This invention relates to the control of stepper motors in general and more particularly to an improved control arrangement for such motors utilizing a digital frequency smoother.
Stepper motors or stepping motors are being used with increasing frequency as the drive elements of movable machine parts such as in machine tool controls and in office machines. However, groups of control pulses for the stepping motors are often furnished thereto by control systems at an erratic or irregular intervals. Since stepping motors can handle pulse jumps only within given limits, it therefore becomes necessary to smooth these frequency jumps. This problem can be solved, without using analog elements through the use of what is known as digital frequency smoothing. Such digital frequency smoothing is disclosed in a paper entitled "Digital Solutions of Control Problems in Numerical Path Controls", by Gose, published in "Regelungstechnische Praxis und Prozess-Rechentechnik" 1973, No. 7, pages 167 ff, in Sections 4 and 5, pages 169-170.
When a series of m pulses at constant frequency f.sub.E is supplied to the input of the digital frequency smoother, there will be provided at the output of the frequency smoother a series of m pulses but with a variation in frequency. Starting with an initial value the output frequency increases according to an exponential function until it reaches, with a sufficiently large number of pulses, the value of the input frequency and then again decreases exponentially once the input pulses are terminated. It will be recognized that for a small number of input pulses equilibrium is not reached. However, the exponential raising and falling of the output frequency still remains.

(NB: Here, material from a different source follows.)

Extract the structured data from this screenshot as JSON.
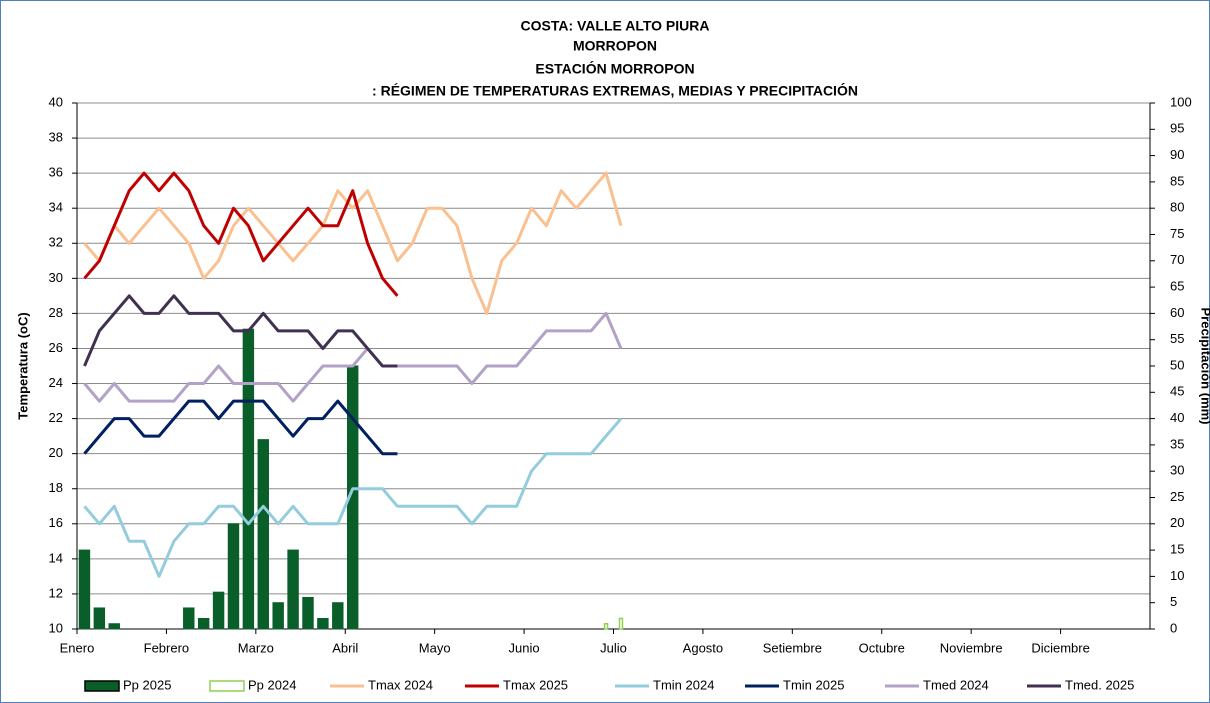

A property of such frequency smoothing is that the output pulses are considerably delayed in relation to the input pulses. Even the first output pulse lags behind the first input pulse. Furthermore, due to the exponential decay of the frequency there is an extremely long time delay between the next to the last and the last output pulse in proportion to the total time sequence of the pulse series.
In very many applications, e.g. in machine tool controls, these two properties do not play an important role. That is to say the delays can be easily tolerated. However, in cases where, in addition to a requirement for frequency smoothing and pulse preservation, the drive unit equipped with the stepping motor must meet special requirements as to the time to reach an exact positioning, such a control is inadequate. An example of this type of apparatus is an electric typewriter in which the stepping motor is used for positioning the carriage carrying the typing head, or the typing head itself. In order to be able to reach a desired typing frequency of, for example 20 Hz (50 ms per character) the carriage or head movement must be executed in 30 ms.
It would be possible to condense the time sequence of the output pulses being provided from the digital smoothing apparatus by increasing its computing frequency. However, such an increase would also result in the time constant of the frequency increase being shortened and the starting frequency of motor increased. However, since the stepping motor can be operated only at a limited start and/or stop frequency, the motor cannot follow the pulse pattern that is required in typewriter technology and conventional digital frequency smoothing cannot be readily used to fulfill all requirements.
In view of these problems the need for an improved system which offers the advantages of digital frequency smoothing but eliminates the disadvantages of delays and a long settling time becomes evident.